PRETTY ist der dritte Satellit aus den TU-Graz-Laboren und wird der fünfte Austrosatellit im All sein. Die bisherigen österreichischen Satelliten (allesamt Kleinsatelliten) im Überblick:

  • TUGSAT-1 der Technischen Universität Graz
  • UniBRITE der Universität Wien (TUGSAT-1 und UniBRITE sind Teil einer Flotte von fünf Nano-Satelliten, die Helligkeitsschwankungen von Sternen messen; beide seit 2013 im All)

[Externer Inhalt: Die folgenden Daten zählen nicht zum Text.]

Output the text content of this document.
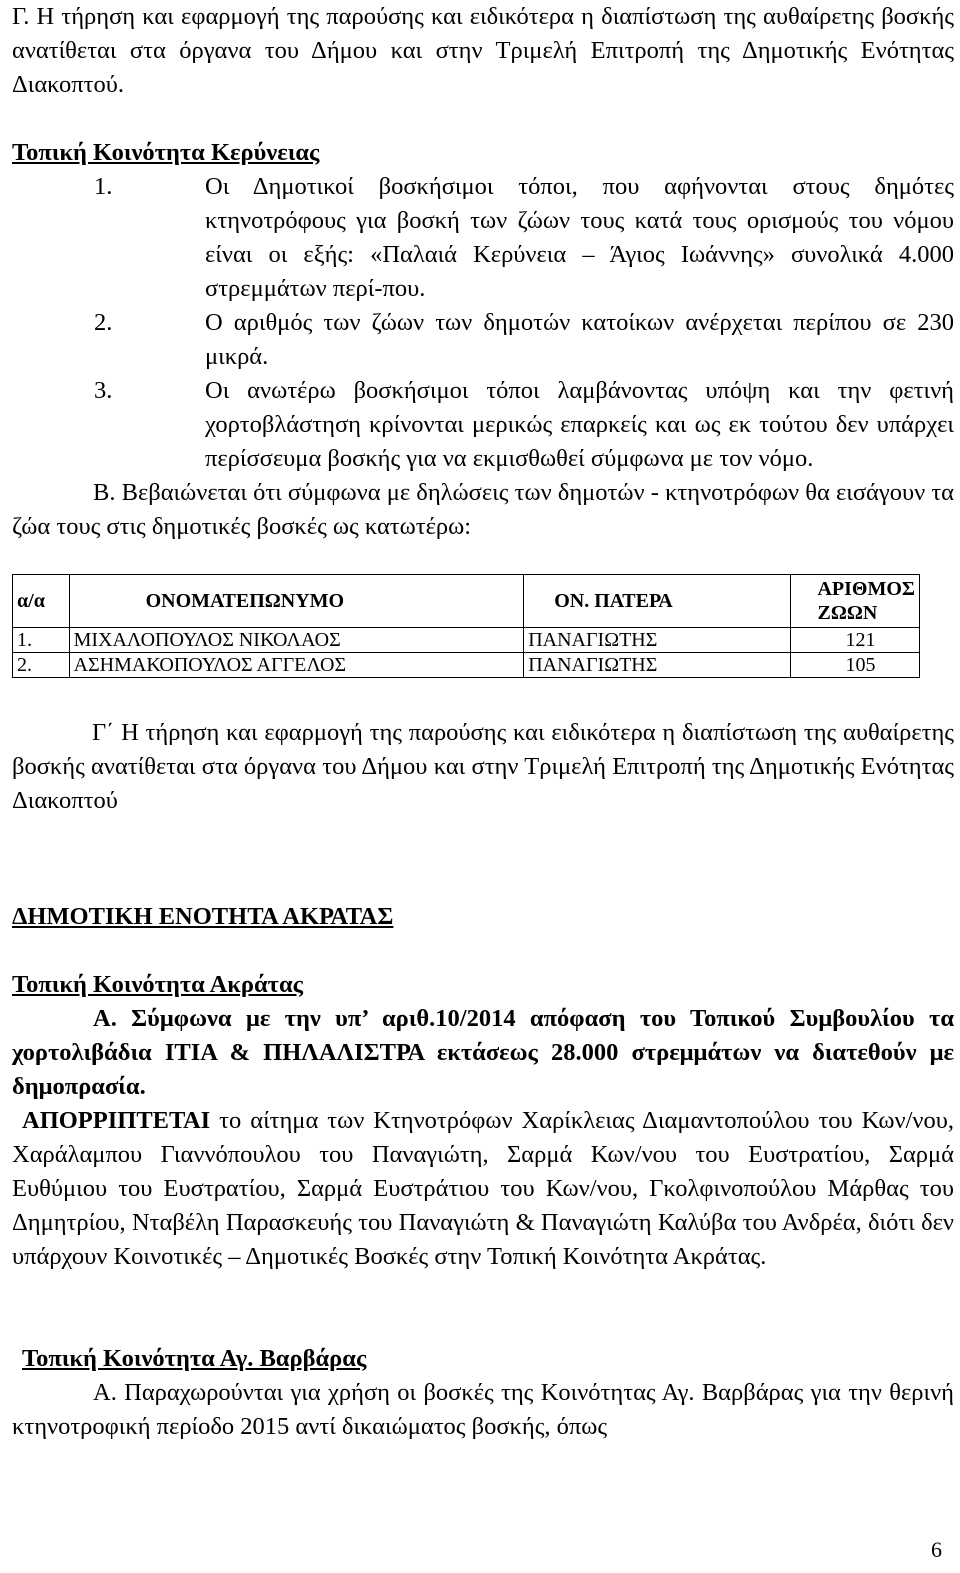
Γ. Η τήρηση και εφαρμογή της παρούσης και ειδικότερα η διαπίστωση της αυθαίρετης βοσκής ανατίθεται στα όργανα του Δήμου και στην Τριμελή Επιτροπή της Δημοτικής Ενότητας Διακοπτού.

Τοπική Κοινότητα Κερύνειας

1.	Οι Δημοτικοί βοσκήσιμοι τόποι, που αφήνονται στους δημότες κτηνοτρόφους για βοσκή των ζώων τους κατά τους ορισμούς του νόμου είναι οι εξής: «Παλαιά Κερύνεια – Άγιος Ιωάννης» συνολικά 4.000 στρεμμάτων περί-που.

2.	Ο αριθμός των ζώων των δημοτών κατοίκων ανέρχεται περίπου σε 230 μικρά.

3.	Οι ανωτέρω βοσκήσιμοι τόποι λαμβάνοντας υπόψη και την φετινή χορτοβλάστηση κρίνονται μερικώς επαρκείς και ως εκ τούτου δεν υπάρχει περίσσευμα βοσκής για να εκμισθωθεί σύμφωνα με τον νόμο.

Β. Βεβαιώνεται ότι σύμφωνα με δηλώσεις των δημοτών - κτηνοτρόφων θα εισάγουν τα ζώα τους στις δημοτικές βοσκές ως κατωτέρω:

α/α	ΟΝΟΜΑΤΕΠΩΝΥΜΟ	ΟΝ. ΠΑΤΕΡΑ	ΑΡΙΘΜΟΣ ΖΩΩΝ
1.	ΜΙΧΑΛΟΠΟΥΛΟΣ ΝΙΚΟΛΑΟΣ	ΠΑΝΑΓΙΩΤΗΣ	121
2.	ΑΣΗΜΑΚΟΠΟΥΛΟΣ ΑΓΓΕΛΟΣ	ΠΑΝΑΓΙΩΤΗΣ	105

Γ΄ Η τήρηση και εφαρμογή της παρούσης και ειδικότερα η διαπίστωση της αυθαίρετης βοσκής ανατίθεται στα όργανα του Δήμου και στην Τριμελή Επιτροπή της Δημοτικής Ενότητας Διακοπτού

ΔΗΜΟΤΙΚΗ ΕΝΟΤΗΤΑ ΑΚΡΑΤΑΣ

Τοπική Κοινότητα Ακράτας

Α. Σύμφωνα με την υπ’ αριθ.10/2014 απόφαση του Τοπικού Συμβουλίου τα χορτολιβάδια ΙΤΙΑ & ΠΗΛΑΛΙΣΤΡΑ εκτάσεως 28.000 στρεμμάτων να διατεθούν με δημοπρασία.

ΑΠΟΡΡΙΠΤΕΤΑΙ το αίτημα των Κτηνοτρόφων Χαρίκλειας Διαμαντοπούλου του Κων/νου, Χαράλαμπου Γιαννόπουλου του Παναγιώτη, Σαρμά Κων/νου του Ευστρατίου, Σαρμά Ευθύμιου του Ευστρατίου, Σαρμά Ευστράτιου του Κων/νου, Γκολφινοπούλου Μάρθας του Δημητρίου, Νταβέλη Παρασκευής του Παναγιώτη & Παναγιώτη Καλύβα του Ανδρέα, διότι δεν υπάρχουν Κοινοτικές – Δημοτικές Βοσκές στην Τοπική Κοινότητα Ακράτας.

Τοπική Κοινότητα Αγ. Βαρβάρας

Α. Παραχωρούνται για χρήση οι βοσκές της Κοινότητας Αγ. Βαρβάρας για την θερινή κτηνοτροφική περίοδο 2015 αντί δικαιώματος βοσκής, όπως

6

  • PEGASUS der FH Wiener Neustadt (untersucht die Beschaffenheit der Erdatmosphäre; seit 2017 im All
  • OPS-SAT der TU-Graz (weltweit erste öffentlich zugängliche in-orbit Testplattform zur Erprobung neuer operationeller Technologien und Weltraumsoftware; erste ESOC Nanosatellitenmission; seit 2019 im All)
INFObox: Das Bundesministerium für Klimaschutz, Umwelt, Energie, Mobilität, Innovation und Technologie (BMK) ist zugleich auch Weltraumministerium und investiert jährlich rund 70 Millionen Euro in den Weltraumsektor. Unter Einrechnung der EU-Flagschiffprogramme Copernicus, Galileo/EGNOS und H2020 liegt Österreichs Beitrag bei etwa 100 Millionen Euro pro Jahr. Österreich finanziert Programme der ESA mit und ermöglicht österreichischen Betrieben so, sich für Aufträge im Rahmen der ESA-Missionen zu bewerben. Alle Kleinsatelliten wurden vom BMK als Weltraumministerium entweder aus ESA- oder aus nationalen Mitteln über die FFG gefördert.